Há uma estimativa de que 20 mil brasileiros morem no Líbano, dos quais três mil já manifestaram o desejo de deixar o território em meio aos ataques do governo israelense na região. A maioria mora no Vale do Bekaa e na capital, Beirute, onde os ataques são intensos.
A gente não podia mais voltar para casa
Apesar de já estar em território brasileiro, os traumas causados pelos ataques israelenses ao Líbano ainda são perceptíveis em alguns repatriados.
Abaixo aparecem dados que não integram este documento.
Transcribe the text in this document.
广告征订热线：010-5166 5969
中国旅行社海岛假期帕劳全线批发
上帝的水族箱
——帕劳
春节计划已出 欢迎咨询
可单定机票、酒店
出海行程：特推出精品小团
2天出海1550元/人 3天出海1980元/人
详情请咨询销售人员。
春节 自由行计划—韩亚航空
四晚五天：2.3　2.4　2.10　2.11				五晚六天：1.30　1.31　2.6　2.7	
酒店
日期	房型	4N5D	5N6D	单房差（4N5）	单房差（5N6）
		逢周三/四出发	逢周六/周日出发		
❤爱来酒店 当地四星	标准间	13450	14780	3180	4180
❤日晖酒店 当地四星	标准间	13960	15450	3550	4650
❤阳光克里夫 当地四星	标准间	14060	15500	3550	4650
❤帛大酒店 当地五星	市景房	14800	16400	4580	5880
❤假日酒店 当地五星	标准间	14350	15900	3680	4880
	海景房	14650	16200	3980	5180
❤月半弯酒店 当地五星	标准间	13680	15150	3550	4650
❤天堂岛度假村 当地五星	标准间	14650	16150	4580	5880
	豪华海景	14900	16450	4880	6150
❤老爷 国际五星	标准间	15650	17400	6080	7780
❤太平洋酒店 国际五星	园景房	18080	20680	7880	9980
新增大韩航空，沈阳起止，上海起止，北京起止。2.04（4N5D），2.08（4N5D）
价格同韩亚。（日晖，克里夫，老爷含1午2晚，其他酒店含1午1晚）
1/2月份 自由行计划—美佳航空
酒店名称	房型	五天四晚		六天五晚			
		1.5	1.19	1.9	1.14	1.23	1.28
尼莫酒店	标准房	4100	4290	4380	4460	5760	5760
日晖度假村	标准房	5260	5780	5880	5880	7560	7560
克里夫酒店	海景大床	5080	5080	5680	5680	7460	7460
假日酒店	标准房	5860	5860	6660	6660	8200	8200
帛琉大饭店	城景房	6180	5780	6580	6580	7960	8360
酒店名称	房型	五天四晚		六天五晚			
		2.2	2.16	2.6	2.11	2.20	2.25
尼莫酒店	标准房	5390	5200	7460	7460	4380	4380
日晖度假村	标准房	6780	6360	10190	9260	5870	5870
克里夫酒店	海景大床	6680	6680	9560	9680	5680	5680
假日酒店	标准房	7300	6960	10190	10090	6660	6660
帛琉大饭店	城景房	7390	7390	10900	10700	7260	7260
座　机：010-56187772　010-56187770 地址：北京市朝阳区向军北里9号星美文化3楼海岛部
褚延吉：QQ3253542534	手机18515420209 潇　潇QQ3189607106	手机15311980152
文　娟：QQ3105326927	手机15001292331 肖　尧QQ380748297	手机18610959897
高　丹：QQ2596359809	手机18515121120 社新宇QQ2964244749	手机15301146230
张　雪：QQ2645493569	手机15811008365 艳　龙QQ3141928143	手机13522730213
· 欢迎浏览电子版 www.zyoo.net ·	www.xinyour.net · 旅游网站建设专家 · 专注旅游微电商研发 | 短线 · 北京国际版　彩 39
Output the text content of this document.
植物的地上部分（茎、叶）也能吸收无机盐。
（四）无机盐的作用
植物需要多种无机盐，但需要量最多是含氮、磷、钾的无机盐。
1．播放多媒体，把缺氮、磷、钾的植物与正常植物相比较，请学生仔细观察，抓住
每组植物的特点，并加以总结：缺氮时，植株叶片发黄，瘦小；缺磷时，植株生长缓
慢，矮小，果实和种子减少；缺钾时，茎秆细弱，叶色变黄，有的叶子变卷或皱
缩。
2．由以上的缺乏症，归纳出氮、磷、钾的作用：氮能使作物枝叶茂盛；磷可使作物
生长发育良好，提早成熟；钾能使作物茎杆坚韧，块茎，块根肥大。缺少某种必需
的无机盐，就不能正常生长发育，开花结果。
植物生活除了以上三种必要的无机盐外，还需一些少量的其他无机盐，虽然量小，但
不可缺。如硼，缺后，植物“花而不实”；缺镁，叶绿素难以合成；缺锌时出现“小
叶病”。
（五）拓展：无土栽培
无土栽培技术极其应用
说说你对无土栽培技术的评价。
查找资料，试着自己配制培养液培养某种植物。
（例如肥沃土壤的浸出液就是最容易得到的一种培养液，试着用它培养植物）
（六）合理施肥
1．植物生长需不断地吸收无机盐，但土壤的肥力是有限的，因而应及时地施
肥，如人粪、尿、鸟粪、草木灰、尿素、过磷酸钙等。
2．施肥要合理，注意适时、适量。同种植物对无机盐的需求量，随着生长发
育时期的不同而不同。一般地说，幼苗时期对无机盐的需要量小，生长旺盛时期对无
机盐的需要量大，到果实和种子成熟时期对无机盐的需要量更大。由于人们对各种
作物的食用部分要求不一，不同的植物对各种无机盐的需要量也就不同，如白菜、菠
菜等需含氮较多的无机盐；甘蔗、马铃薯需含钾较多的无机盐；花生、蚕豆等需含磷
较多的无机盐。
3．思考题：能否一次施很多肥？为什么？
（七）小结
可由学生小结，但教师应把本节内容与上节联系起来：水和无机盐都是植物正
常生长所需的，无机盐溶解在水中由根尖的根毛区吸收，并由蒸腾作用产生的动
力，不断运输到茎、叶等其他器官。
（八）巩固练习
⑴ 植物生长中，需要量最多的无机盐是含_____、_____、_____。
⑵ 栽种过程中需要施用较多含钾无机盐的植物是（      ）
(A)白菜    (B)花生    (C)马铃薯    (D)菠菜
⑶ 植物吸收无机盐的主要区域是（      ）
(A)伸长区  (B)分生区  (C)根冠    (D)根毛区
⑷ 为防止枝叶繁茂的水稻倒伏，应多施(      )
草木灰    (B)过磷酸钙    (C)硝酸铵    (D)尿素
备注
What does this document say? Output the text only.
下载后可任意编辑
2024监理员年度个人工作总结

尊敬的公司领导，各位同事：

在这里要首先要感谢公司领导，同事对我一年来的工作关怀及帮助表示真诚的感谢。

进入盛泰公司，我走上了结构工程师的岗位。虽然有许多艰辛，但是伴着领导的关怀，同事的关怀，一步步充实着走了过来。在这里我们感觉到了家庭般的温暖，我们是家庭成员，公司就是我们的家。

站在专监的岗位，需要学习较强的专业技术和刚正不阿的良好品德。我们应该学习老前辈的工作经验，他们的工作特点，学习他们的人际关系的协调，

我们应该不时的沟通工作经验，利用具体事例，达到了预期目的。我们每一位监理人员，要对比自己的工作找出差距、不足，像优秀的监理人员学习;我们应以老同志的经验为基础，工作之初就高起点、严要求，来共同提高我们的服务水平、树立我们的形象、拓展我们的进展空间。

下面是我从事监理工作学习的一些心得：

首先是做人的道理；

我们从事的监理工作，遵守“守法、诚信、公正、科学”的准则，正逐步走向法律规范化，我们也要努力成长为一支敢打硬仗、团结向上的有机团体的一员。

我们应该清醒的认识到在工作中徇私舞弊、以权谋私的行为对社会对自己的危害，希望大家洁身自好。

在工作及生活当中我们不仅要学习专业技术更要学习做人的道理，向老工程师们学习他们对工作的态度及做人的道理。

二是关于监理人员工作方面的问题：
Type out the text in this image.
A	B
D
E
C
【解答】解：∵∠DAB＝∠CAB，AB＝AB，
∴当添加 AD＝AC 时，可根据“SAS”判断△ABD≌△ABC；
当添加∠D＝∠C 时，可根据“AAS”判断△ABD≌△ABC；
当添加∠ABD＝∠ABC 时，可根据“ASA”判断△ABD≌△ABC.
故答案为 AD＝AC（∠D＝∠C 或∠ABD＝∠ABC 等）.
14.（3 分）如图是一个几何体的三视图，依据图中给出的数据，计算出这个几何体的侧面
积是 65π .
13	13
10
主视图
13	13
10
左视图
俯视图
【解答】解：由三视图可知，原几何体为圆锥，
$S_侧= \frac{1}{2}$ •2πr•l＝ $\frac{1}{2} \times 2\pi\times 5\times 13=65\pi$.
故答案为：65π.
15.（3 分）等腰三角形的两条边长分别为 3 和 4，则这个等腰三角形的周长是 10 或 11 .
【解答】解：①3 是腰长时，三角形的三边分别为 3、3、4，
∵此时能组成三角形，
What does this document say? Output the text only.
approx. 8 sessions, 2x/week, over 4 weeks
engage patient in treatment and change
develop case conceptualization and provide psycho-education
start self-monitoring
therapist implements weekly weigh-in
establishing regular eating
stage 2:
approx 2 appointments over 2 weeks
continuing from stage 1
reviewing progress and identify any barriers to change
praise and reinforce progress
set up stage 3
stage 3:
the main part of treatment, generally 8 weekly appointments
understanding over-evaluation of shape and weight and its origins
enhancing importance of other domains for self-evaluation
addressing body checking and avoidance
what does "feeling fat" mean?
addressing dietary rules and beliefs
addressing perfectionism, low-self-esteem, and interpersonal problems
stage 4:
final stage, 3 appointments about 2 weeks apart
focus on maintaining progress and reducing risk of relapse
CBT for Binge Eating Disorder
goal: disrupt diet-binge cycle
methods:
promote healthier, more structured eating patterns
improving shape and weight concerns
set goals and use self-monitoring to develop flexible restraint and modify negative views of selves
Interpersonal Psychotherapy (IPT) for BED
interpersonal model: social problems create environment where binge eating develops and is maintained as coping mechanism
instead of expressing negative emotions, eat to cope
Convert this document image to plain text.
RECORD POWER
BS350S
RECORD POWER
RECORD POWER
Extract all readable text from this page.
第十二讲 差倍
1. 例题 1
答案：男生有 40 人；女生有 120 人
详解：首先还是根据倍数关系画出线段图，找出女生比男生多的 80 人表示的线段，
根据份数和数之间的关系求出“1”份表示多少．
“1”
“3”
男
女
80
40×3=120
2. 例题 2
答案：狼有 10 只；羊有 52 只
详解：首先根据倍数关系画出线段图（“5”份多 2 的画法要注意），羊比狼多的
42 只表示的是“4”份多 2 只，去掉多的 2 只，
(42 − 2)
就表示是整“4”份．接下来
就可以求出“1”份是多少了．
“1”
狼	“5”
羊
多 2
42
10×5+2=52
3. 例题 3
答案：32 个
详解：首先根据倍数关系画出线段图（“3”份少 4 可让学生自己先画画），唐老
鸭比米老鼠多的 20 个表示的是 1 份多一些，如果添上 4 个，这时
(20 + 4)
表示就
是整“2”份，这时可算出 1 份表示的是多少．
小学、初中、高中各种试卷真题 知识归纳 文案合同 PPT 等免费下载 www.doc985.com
Samara Keshin, que teve de fugir às pressas de sua casa ao lado dos pais, parou de falar por um momento ao ouvir o ronco dos motores dos aviões decolando e pousando em Guarulhos. “Eu não consigo ouvir esses barulhos”, disse mesmo a 10 mil quilômetros de distância do Líbano.
Keshin conta que Israel bombardeou a cidade em que ela vivia coma família, o que os obrigou a fugir para uma cidade próxima. “A gente começou a escutar os mísseis passando por cima da gente. Todo mundo ficou apavorado. Em menos de uma hora a cidade inteira estava vazia”, conta. “A gente não podia mais voltar para casa e ficou tudo ali. Eu só peguei o passaporte quando fugi.”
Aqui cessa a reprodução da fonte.